The two FinBERTs were similar in objective and relatively close in terms of accuracy but fine-tuned using two very different data sets.
Two different efforts called FinBERT:
FinBERT-2019 used a subset of the Reuters TRC2 corpus and the Financial Phrase Bank for fine-tuning. FinBERT-2020 used a litany 10-k and 10-q filings with earnings call transcripts and analyst reports.
Both approaches demonstrated significant performance improvements when compared to basic BERT results.
Conceptually, FILBERT is a cousin of the FinBERT efforts, but trained with an understanding that the requirements of KPA go well beyond a general finance language model. The legal and risk aspects of many complex financial instruments require trained- analyst levels of understanding, which is daunting for human organizations to do well, much less automated computer systems.
When conceiving FILBERT we theorized that the fine-tuning of extant Transformer models to meet KPA workflow use case needs such as those our customers were facing could be an important component beyond any we would otherwise host on the DeepSee Platform.
Our suppositions regarding the superiority of a FILBERT approach, when applied to the use cases we were seeing, is proving to be correct, although we have more work to do.

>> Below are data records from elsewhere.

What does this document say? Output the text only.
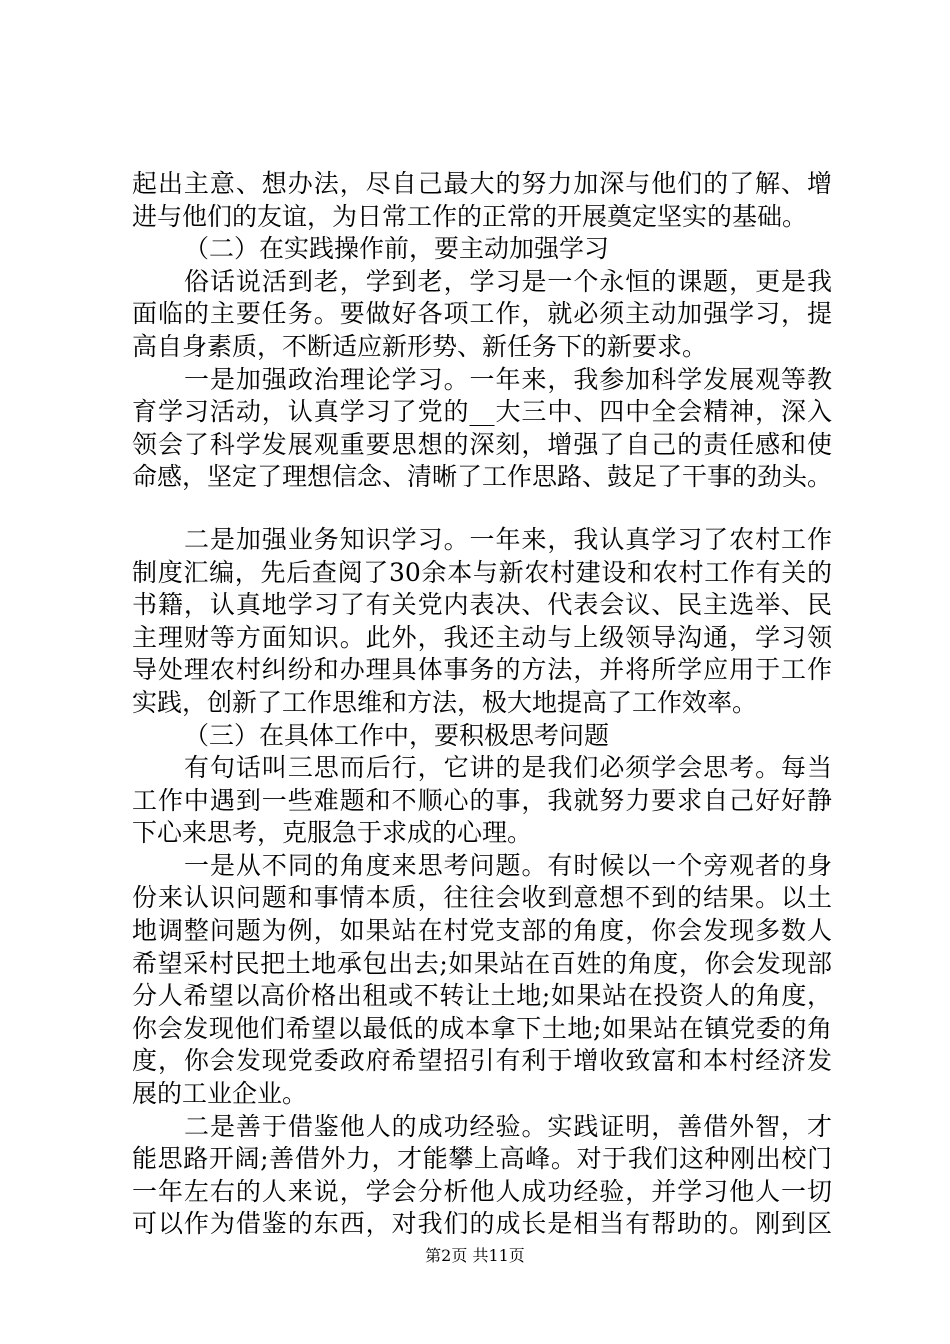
起出主意、想办法，尽自己最大的努力加深与他们的了解、增
进与他们的友谊，为日常工作的正常的开展奠定坚实的基础。
（二）在实践操作前，要主动加强学习
俗话说活到老，学到老，学习是一个永恒的课题，更是我
面临的主要任务。要做好各项工作，就必须主动加强学习，提
高自身素质，不断适应新形势、新任务下的新要求。
一是加强政治理论学习。一年来，我参加科学发展观等教
育学习活动，认真学习了党的__大三中、四中全会精神，深入
领会了科学发展观重要思想的深刻，增强了自己的责任感和使
命感，坚定了理想信念、清晰了工作思路、鼓足了干事的劲头。
二是加强业务知识学习。一年来，我认真学习了农村工作
制度汇编，先后查阅了30余本与新农村建设和农村工作有关的
书籍，认真地学习了有关党内表决、代表会议、民主选举、民
主理财等方面知识。此外，我还主动与上级领导沟通，学习领
导处理农村纠纷和办理具体事务的方法，并将所学应用于工作
实践，创新了工作思维和方法，极大地提高了工作效率。
（三）在具体工作中，要积极思考问题
有句话叫三思而后行，它讲的是我们必须学会思考。每当
工作中遇到一些难题和不顺心的事，我就努力要求自己好好静
下心来思考，克服急于求成的心理。
一是从不同的角度来思考问题。有时候以一个旁观者的身
份来认识问题和事情本质，往往会收到意想不到的结果。以土
地调整问题为例，如果站在村党支部的角度，你会发现多数人
希望采村民把土地承包出去;如果站在百姓的角度，你会发现部
分人希望以高价格出租或不转让土地;如果站在投资人的角度，
你会发现他们希望以最低的成本拿下土地;如果站在镇党委的角
度，你会发现党委政府希望招引有利于增收致富和本村经济发
展的工业企业。
二是善于借鉴他人的成功经验。实践证明，善借外智，才
能思路开阔;善借外力，才能攀上高峰。对于我们这种刚出校门
一年左右的人来说，学会分析他人成功经验，并学习他人一切
可以作为借鉴的东西，对我们的成长是相当有帮助的。刚到区
第2页 共11页
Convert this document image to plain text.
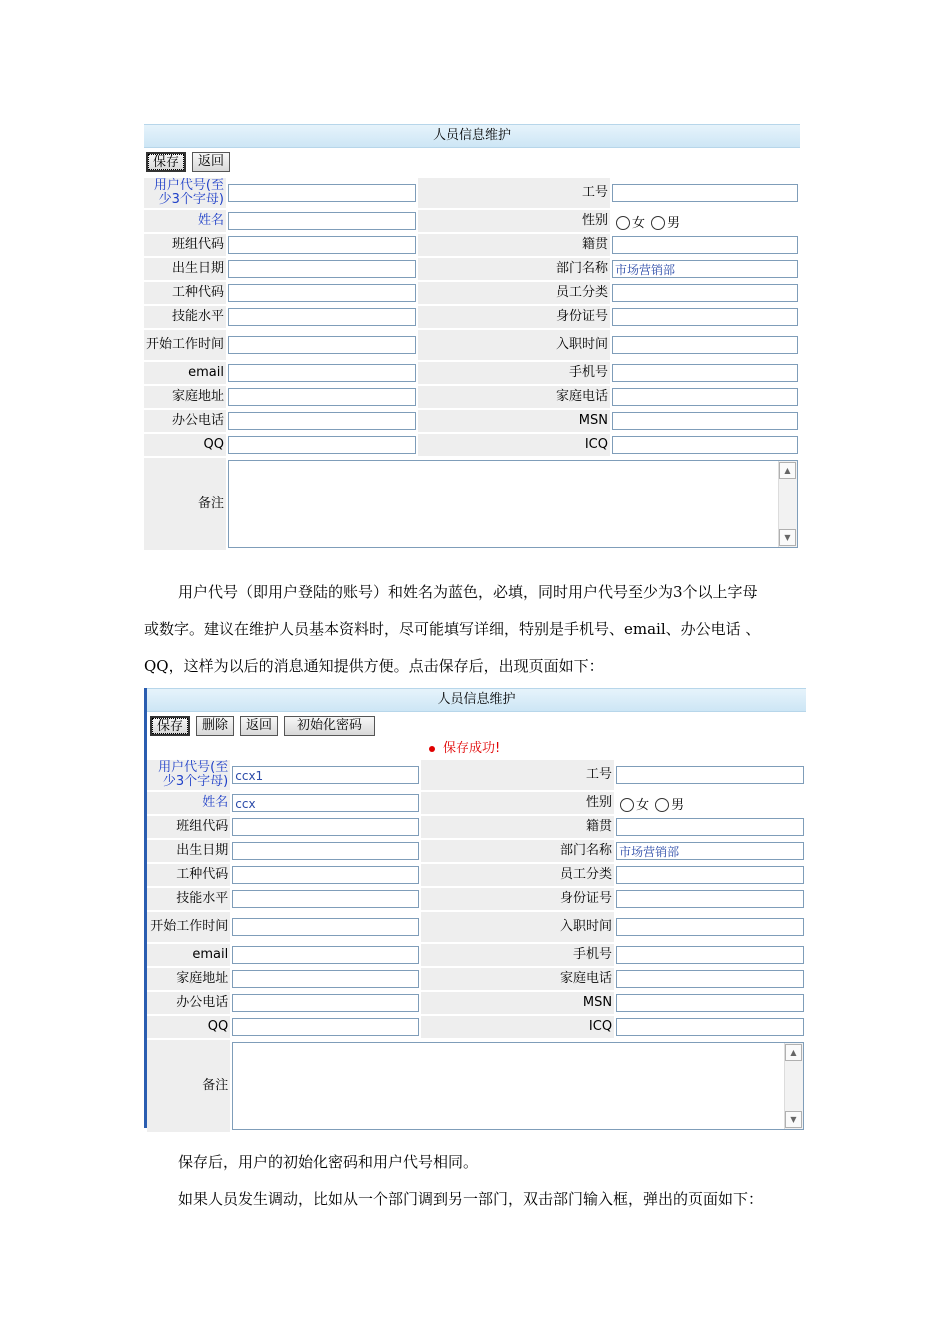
人员信息维护
保存	返回
用户代号(至少3个字母)		工号	

姓名		性别	女 男
班组代码		籍贯	

出生日期		部门名称	市场营销部

工种代码		员工分类	

技能水平		身份证号	

开始工作时间		入职时间	

email		手机号	

家庭地址		家庭电话	

办公电话		MSN	

QQ		ICQ	

备注	▲
▼		
用户代号（即用户登陆的账号）和姓名为蓝色，必填，同时用户代号至少为3个以上字母
或数字。建议在维护人员基本资料时，尽可能填写详细，特别是手机号、email、办公电话 、
QQ，这样为以后的消息通知提供方便。点击保存后，出现页面如下：
人员信息维护
保存	删除	返回	初始化密码
保存成功!
用户代号(至少3个字母)	ccx1	工号	

姓名	ccx	性别	女 男
班组代码		籍贯	

出生日期		部门名称	市场营销部

工种代码		员工分类	

技能水平		身份证号	

开始工作时间		入职时间	

email		手机号	

家庭地址		家庭电话	

办公电话		MSN	

QQ		ICQ	

备注	▲
▼		
保存后，用户的初始化密码和用户代号相同。
如果人员发生调动，比如从一个部门调到另一部门，双击部门输入框，弹出的页面如下：
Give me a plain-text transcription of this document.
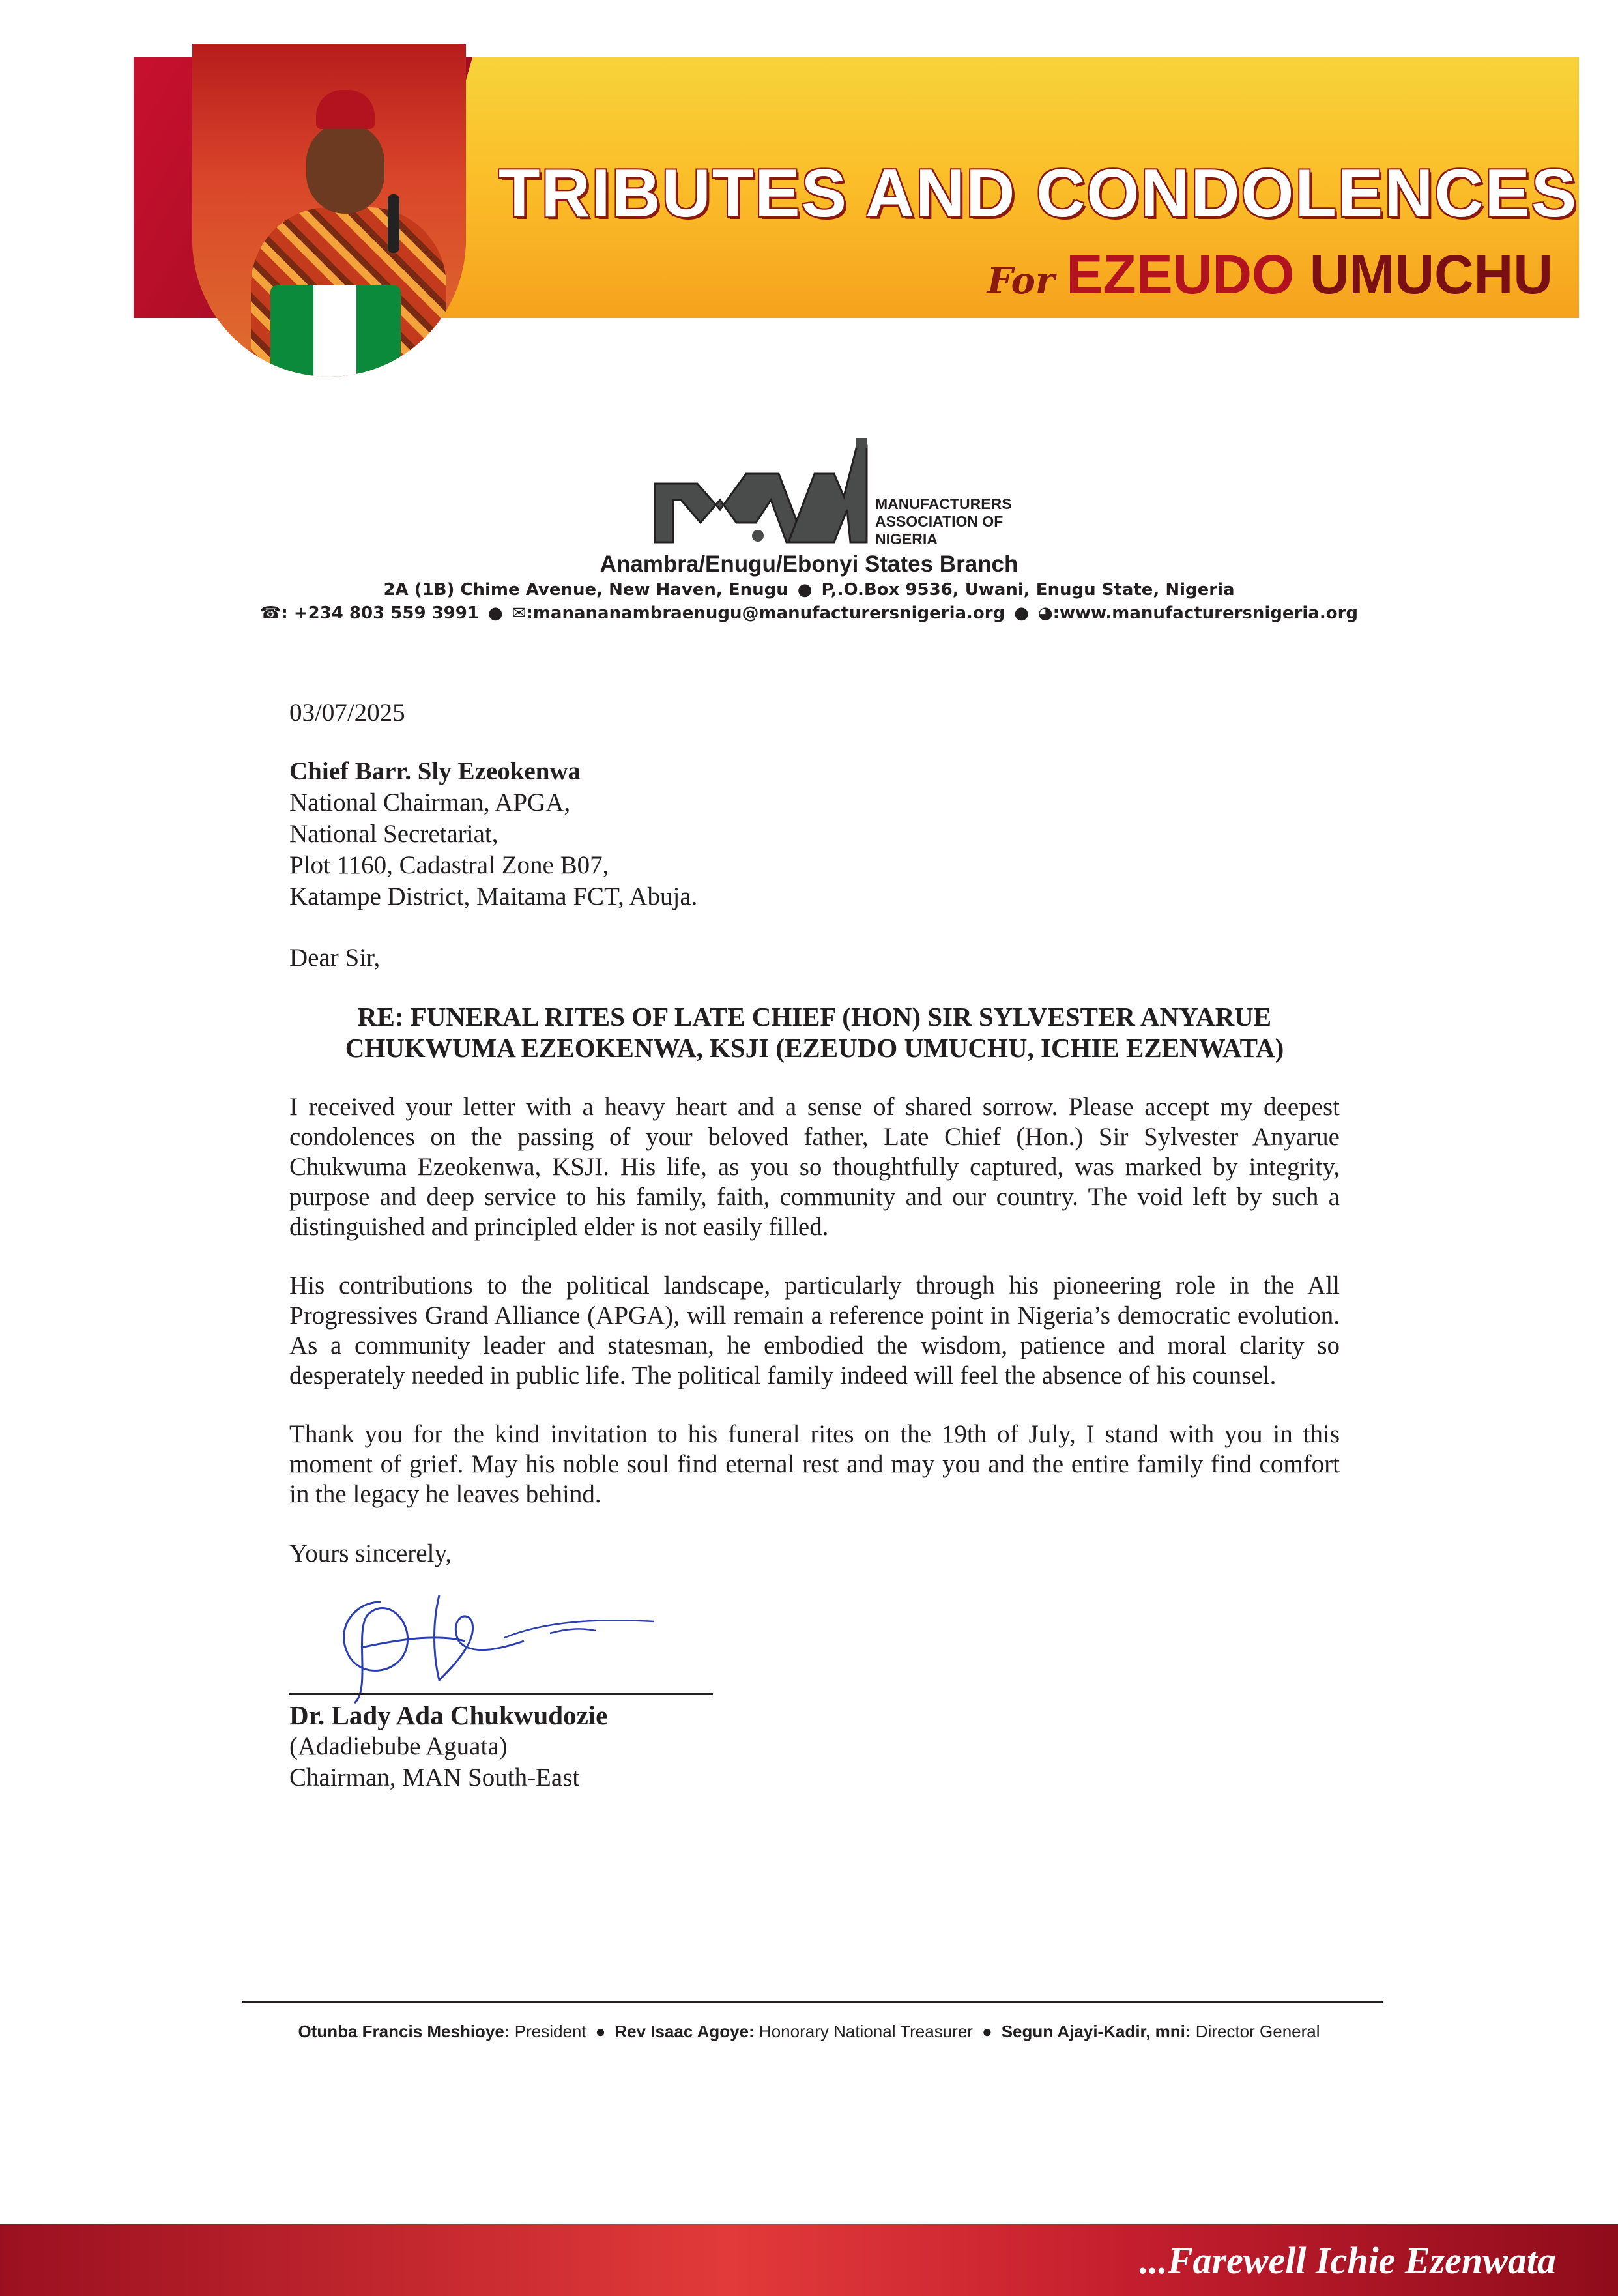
TRIBUTES AND CONDOLENCES
For EZEUDO UMUCHU
MANUFACTURERS
ASSOCIATION OF
NIGERIA
Anambra/Enugu/Ebonyi States Branch
2A (1B) Chime Avenue, New Haven, Enugu ● P,.O.Box 9536, Uwani, Enugu State, Nigeria
☎: +234 803 559 3991 ● ✉:manananambraenugu@manufacturersnigeria.org ● ◕:www.manufacturersnigeria.org

03/07/2025

Chief Barr. Sly Ezeokenwa

National Chairman, APGA,

National Secretariat,

Plot 1160, Cadastral Zone B07,

Katampe District, Maitama FCT, Abuja.

Dear Sir,

RE: FUNERAL RITES OF LATE CHIEF (HON) SIR SYLVESTER ANYARUE CHUKWUMA EZEOKENWA, KSJI (EZEUDO UMUCHU, ICHIE EZENWATA)

I received your letter with a heavy heart and a sense of shared sorrow. Please accept my deepest condolences on the passing of your beloved father, Late Chief (Hon.) Sir Sylvester Anyarue Chukwuma Ezeokenwa, KSJI. His life, as you so thoughtfully captured, was marked by integrity, purpose and deep service to his family, faith, community and our country. The void left by such a distinguished and principled elder is not easily filled.

His contributions to the political landscape, particularly through his pioneering role in the All Progressives Grand Alliance (APGA), will remain a reference point in Nigeria’s democratic evolution. As a community leader and statesman, he embodied the wisdom, patience and moral clarity so desperately needed in public life. The political family indeed will feel the absence of his counsel.

Thank you for the kind invitation to his funeral rites on the 19th of July, I stand with you in this moment of grief. May his noble soul find eternal rest and may you and the entire family find comfort in the legacy he leaves behind.

Yours sincerely,

Dr. Lady Ada Chukwudozie

(Adadiebube Aguata)

Chairman, MAN South-East

Otunba Francis Meshioye: President ● Rev Isaac Agoye: Honorary National Treasurer ● Segun Ajayi-Kadir, mni: Director General
...Farewell Ichie Ezenwata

As with other Transformer models, FILBERT is an umbrella concept containing a bevy of models based on specific assemblies of corpora. Descriptions of the training sets we used and the results we achieved will accompany the first public release of FILBERT.
Rapid innovation with recent developments in NLP has given rise to a new breed of KPA tools unlike any seen before. The ability to reasonably discuss the automation of aspects of knowledge-based workflows is now possible, when just a few years ago, it was beyond the reach of most organizations.
The DeepSee Platform aims to be the weapon of choice in the development of KPA solutions for the enterprise. FILBERT is an innovation that will help data scientists in our clients’ firms become much more productive in imagining, creating, and rolling out KPA solutions.